I left the door ajar not wanting to make any noise and alert or startle whatever had left Marco shaken. Mist hung in the air dampening my face and hands and sending a chill throughout my body. I stood quietly listening but there was still nothing to hear, not even morning bird song. Moving forward slowly, it seemed that every one of my steps was louder than any sound I had heard before. The closer I got to the back of the car the more at ease I felt as nothing appeared to be there, just the trunk and trees beyond.  I straightened and moved to the end of the car then froze.

It no longer moved. The It had been a person, probably a man judging by what little remained of the bare torso. The face was gone along with the top part of the skull, rotten looking meat, brains, oozed from shattered bone over the gravel and dirt. I figured it had been a zombie losing the lower part of its body during an attack and then…shit all I could think was a bear or cougar had attacked it. A disturbing thought brewed – what if this virus or plague could be spread to animals? I shook it off and took a minute to listen again but still didn’t hear or see anything. There were no animal or human tracks around the torso, just bloody drag marks from the corpse. It still had its head when it reached the car so how did something kill it without leaving a trace of its presence?

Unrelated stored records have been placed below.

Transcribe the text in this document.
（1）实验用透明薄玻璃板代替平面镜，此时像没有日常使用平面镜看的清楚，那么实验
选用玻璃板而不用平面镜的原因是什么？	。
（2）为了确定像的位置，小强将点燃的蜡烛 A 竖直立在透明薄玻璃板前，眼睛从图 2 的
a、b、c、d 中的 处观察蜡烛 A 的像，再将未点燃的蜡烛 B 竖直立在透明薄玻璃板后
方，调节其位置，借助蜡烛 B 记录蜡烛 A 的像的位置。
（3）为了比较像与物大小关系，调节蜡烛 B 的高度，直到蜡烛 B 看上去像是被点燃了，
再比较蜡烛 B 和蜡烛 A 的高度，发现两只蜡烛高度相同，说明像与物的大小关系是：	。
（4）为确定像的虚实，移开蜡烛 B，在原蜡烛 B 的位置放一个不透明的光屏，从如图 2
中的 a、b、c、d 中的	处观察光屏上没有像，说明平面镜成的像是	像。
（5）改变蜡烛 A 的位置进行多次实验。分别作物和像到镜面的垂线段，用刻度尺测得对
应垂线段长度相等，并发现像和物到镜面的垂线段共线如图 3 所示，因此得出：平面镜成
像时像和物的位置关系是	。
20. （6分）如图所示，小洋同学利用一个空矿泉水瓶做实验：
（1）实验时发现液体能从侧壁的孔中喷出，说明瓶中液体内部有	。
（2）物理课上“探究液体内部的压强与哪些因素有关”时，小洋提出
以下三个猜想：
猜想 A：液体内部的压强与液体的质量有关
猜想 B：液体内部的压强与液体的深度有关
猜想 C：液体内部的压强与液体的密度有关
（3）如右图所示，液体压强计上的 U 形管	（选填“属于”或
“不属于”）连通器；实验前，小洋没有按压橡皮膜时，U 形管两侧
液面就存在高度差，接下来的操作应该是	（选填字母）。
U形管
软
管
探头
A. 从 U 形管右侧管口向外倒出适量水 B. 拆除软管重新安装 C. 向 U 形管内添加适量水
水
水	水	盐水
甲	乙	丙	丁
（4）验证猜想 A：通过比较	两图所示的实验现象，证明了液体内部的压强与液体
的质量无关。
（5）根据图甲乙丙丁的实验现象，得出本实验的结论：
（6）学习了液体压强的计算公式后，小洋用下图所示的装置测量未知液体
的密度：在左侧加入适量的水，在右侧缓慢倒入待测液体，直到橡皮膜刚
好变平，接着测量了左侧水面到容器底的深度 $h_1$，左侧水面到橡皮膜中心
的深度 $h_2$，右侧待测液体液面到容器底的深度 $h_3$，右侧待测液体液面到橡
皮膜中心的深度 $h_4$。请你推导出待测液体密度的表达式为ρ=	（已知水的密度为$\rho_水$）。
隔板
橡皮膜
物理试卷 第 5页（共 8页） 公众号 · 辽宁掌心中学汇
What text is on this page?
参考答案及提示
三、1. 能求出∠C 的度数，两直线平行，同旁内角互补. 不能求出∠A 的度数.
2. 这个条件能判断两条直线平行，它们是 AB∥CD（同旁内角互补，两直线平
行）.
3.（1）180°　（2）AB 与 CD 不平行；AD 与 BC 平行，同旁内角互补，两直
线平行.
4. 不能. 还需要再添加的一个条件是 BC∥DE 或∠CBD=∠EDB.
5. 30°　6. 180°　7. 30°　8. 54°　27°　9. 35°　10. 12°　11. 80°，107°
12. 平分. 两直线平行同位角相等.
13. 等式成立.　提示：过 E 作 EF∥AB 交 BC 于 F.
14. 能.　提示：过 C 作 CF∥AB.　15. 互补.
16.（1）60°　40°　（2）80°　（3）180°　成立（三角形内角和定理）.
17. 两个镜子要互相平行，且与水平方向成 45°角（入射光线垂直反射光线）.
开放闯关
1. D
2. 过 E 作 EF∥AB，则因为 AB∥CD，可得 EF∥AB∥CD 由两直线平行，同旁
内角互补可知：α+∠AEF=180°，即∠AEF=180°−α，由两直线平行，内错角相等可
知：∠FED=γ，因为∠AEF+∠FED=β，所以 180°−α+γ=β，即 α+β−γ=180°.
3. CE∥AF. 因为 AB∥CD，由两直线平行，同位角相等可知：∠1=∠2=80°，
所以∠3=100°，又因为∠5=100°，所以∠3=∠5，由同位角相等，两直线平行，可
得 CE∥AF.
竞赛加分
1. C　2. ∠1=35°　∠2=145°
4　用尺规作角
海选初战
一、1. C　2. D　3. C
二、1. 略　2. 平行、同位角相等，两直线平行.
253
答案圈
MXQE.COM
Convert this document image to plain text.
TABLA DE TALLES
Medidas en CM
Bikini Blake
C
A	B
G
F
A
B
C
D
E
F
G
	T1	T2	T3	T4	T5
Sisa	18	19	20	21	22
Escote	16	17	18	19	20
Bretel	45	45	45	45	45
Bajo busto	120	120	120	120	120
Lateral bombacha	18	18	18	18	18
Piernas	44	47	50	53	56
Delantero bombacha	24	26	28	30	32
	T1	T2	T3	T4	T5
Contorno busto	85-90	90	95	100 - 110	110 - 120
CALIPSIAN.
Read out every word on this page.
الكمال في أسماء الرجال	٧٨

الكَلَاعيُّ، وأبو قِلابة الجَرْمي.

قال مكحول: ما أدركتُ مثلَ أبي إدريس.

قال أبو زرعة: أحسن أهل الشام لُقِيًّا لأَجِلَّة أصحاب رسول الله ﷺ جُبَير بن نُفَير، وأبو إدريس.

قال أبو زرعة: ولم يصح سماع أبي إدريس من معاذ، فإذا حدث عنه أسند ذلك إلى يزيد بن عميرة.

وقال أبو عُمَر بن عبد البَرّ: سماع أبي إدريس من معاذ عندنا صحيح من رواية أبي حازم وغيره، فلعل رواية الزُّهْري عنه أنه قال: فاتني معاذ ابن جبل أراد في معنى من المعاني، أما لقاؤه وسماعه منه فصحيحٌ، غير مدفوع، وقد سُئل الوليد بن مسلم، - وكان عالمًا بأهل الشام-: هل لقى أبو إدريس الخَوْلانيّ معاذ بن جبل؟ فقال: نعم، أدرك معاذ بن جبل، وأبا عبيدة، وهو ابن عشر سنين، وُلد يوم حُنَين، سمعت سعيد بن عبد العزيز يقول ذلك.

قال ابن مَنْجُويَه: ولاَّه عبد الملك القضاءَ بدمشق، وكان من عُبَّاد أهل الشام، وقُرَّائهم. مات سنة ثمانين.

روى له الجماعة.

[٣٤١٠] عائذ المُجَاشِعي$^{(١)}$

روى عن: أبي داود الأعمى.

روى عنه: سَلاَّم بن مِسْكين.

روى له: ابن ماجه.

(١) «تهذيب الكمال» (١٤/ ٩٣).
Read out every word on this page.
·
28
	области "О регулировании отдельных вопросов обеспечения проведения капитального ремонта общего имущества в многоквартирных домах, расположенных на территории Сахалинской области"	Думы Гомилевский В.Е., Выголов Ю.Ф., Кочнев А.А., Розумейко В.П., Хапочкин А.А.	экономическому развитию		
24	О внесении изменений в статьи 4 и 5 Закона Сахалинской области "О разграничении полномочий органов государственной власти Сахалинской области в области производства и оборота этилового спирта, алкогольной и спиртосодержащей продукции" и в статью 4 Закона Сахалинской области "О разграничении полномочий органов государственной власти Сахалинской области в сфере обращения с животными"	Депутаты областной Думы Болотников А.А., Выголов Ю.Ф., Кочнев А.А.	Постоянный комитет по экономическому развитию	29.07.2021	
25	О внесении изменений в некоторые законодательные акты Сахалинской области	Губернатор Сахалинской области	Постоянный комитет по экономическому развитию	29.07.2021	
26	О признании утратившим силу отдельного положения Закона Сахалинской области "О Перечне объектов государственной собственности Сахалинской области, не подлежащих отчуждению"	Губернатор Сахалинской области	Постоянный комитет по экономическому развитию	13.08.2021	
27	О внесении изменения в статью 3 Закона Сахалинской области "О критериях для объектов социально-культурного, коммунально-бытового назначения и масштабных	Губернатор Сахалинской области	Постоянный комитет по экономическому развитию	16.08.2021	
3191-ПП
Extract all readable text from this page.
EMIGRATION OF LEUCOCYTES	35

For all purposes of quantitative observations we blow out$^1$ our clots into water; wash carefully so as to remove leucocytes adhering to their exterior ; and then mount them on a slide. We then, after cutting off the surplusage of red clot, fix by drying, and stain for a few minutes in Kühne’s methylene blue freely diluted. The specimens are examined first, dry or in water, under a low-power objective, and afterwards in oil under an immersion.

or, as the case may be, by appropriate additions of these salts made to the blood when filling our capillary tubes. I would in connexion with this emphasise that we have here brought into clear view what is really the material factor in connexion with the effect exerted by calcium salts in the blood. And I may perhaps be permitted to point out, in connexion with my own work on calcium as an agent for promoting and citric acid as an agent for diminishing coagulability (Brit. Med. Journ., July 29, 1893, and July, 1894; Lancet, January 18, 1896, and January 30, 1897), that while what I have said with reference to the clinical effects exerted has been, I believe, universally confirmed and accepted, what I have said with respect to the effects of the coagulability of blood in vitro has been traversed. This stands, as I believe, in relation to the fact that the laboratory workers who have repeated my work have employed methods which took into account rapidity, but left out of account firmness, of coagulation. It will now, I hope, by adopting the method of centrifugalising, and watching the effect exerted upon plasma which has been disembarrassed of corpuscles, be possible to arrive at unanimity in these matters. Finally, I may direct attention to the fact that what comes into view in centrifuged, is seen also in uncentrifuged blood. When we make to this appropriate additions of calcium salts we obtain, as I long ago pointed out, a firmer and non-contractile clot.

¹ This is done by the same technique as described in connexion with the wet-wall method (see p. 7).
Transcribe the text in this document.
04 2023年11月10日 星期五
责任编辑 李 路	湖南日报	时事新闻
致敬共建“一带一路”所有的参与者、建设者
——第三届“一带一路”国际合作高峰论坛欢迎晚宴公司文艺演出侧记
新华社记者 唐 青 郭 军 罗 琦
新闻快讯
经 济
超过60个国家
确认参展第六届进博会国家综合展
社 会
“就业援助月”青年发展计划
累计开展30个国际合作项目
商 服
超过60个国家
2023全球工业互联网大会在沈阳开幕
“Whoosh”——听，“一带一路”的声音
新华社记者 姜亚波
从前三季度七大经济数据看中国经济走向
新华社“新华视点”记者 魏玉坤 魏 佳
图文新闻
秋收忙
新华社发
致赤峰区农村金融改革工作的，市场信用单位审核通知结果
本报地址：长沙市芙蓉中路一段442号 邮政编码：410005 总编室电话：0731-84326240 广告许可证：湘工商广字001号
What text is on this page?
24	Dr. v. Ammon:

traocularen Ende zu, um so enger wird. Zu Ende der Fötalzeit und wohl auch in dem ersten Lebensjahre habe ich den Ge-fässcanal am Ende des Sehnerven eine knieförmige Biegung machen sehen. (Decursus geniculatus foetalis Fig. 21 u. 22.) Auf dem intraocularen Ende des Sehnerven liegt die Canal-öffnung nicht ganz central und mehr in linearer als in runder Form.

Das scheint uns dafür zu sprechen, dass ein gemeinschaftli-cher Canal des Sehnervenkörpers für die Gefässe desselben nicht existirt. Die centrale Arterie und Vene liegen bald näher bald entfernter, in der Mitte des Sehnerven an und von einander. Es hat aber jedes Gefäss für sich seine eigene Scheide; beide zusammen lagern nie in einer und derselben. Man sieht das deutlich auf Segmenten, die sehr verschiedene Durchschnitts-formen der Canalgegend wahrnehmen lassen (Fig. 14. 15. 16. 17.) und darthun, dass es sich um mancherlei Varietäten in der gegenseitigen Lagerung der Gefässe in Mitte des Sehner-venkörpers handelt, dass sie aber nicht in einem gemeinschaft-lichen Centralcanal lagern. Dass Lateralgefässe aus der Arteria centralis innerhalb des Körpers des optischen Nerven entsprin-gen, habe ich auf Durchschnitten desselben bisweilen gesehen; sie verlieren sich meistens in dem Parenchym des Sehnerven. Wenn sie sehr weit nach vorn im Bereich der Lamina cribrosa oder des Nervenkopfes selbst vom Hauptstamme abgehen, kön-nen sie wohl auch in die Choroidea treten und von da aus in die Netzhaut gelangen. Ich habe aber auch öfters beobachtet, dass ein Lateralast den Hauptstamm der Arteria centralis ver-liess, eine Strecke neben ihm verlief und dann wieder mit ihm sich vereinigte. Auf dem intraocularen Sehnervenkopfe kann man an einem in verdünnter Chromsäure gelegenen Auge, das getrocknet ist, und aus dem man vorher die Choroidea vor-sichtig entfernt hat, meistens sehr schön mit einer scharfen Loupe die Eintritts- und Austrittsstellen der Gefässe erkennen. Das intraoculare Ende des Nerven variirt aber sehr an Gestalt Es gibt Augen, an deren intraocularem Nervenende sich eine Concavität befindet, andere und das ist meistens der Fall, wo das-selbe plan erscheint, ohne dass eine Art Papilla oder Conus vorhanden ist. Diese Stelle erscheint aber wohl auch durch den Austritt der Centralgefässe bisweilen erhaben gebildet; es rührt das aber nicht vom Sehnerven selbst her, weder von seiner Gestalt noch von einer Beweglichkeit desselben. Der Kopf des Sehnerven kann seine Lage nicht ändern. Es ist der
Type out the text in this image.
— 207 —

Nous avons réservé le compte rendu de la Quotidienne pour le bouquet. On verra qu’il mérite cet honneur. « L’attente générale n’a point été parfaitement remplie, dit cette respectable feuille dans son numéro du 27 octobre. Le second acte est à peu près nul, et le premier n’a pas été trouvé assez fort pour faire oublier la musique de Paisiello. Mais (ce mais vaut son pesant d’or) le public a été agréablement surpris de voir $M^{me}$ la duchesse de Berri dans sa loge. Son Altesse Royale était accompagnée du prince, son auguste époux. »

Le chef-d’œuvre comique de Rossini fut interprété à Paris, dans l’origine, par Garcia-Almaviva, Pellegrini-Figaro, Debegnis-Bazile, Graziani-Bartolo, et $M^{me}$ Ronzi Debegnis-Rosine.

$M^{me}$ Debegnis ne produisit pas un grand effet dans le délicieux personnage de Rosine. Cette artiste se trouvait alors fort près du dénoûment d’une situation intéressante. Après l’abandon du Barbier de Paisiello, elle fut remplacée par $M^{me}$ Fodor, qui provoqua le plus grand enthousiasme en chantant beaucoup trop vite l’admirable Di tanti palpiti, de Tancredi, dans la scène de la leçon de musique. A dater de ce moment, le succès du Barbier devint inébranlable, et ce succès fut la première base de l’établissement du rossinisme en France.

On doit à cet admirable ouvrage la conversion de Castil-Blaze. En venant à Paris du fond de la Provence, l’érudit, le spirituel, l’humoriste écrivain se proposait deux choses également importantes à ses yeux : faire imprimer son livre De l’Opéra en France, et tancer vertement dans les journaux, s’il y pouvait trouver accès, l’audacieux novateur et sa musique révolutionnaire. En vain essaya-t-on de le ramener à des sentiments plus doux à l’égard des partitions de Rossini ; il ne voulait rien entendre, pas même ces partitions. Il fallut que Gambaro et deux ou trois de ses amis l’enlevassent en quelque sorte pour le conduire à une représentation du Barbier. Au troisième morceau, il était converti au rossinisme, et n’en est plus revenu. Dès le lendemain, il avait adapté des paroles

Walking back to the driver’s side door I decided that we needed to get the hell on the road and try to find a non-infected civilization. Soon. I didn’t know and couldn’t begin to guess what attacked the zombie or if whatever it had been was still around and I didn’t want to take any more chances. Cal asked what had been at the back of the car and my simple reply: it was no longer anything. He understood my meaning and just nodded while getting out of the car and arranging his pack. I had no idea what Marco had seen in the night or early morning from the back window and looking at the kid, this little kid, huddling in the backseat I decided to let it go and not press him to remember or relive it.

“Let’s get going. This road has to lead out of the woods. There has to be something, some people out there doing something or containing this mess.”  I sounded desperate and I certainly was by this point.